In his press conference, Raonic said that the cramping started midway the second set. He said that the cramping was caused more by stress than dehydration.

“A little bit of stress. I don’t think hydration was an issue. I think I always take that precaution. Probably just nerves and stress, a mental sort of overexuberance rather than — probably more than it should,” said the Canadian.

The Canadian tried to stay in the set, but the leg and the serve let him down. The level of play dipped down dramatically for Raonic. He tried to hang on, but it was too much. Harrison saw the opportunity and played an aggressive game. He didn’t want to play a tiebreak and broke Raonic in the last game to take a 2–1 sets lead. At the end of the third, only 38 percent of Raonic’s first serves were put in play — a sign how depleted’s gas tank was.

The fourth set was no different story for Raonic — the legs and the first serve were still undependable.

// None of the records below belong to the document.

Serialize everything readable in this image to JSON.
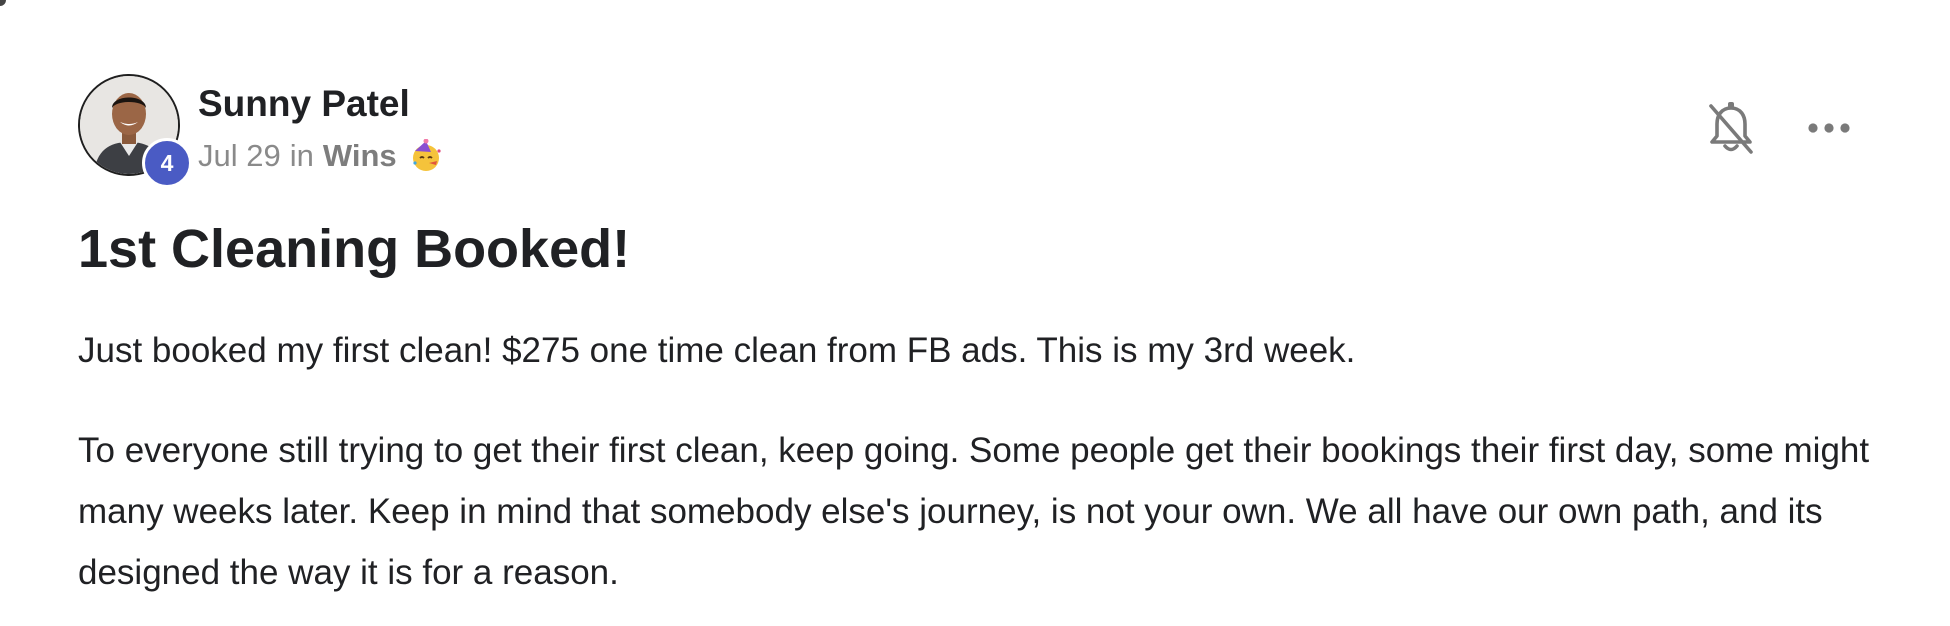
{
  "post": {
    "author": {
      "name": "Sunny Patel",
      "level": "4",
      "avatar_icon": "user-photo"
    },
    "meta": {
      "date": "Jul 29",
      "in_word": "in",
      "category": "Wins",
      "category_emoji": "party-face-icon"
    },
    "actions": {
      "bell_icon": "bell-off-icon",
      "more_icon": "more-horizontal-icon"
    },
    "title": "1st Cleaning Booked!",
    "body": {
      "paragraph_1": "Just booked my first clean! $275 one time clean from FB ads. This is my 3rd week.",
      "paragraph_2": "To everyone still trying to get their first clean, keep going. Some people get their bookings their first day, some might many weeks later. Keep in mind that somebody else's journey, is not your own. We all have our own path, and its designed the way it is for a reason."
    }
  },
  "colors": {
    "badge": "#4a5bc4",
    "text": "#202124",
    "meta": "#8a8a8a",
    "icon": "#7a7a7a"
  }
}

Harrison continuing to play aggressive got an early break. Raonic was out of gas in the end. The American would break Raonic for the second time and close out the set and match comfortably to advance to the third round.

“Sort of the really painful cramps started to pass at some point in the third set, but then I started getting small ones where I couldn’t hold the racquet

“I couldn’t switch grips from one point to the next. There were a few points where I would hold the racquet with my left and trying to stretch out my right hand in between shots, and that’s not going to work,” Raonic said.

Ryan Harrison of the United States (right) shakes hands with Milos Raonic of Canada (left) after their match on day three of the 2016 U.S. REUTERS/Geoff Burke-USA TODAY Sports

Kudos to Raonic for fighting through the pain. But the body let him down in the end. It’s a disappointing end to his North American hard court season — a heartbreaking result after a Wimbledon final appearance. Besides the body, his reliable serve failed him massively, only putting 56 percent of first serves in. He was 3 for 19 on break point conversions. He hit 69 winners and 62 unforced errors.

The Canadian said he doesn’t know what he could have done differently 12 hours before the match when asked. But he talked about how calculated his preparations are before he plays.

“I count how many glasses of water I drink. I pay specific attention to what I eat, what I consume, what’s going to be the best for me. How much before I consume it. All these kind of things. I try to be on top of it as much as I can.”

After his early exit, Canada has no players in the singles tournament left. According to Raonic, he will play for Canada in the upcoming Davis Cup tie in Halifax.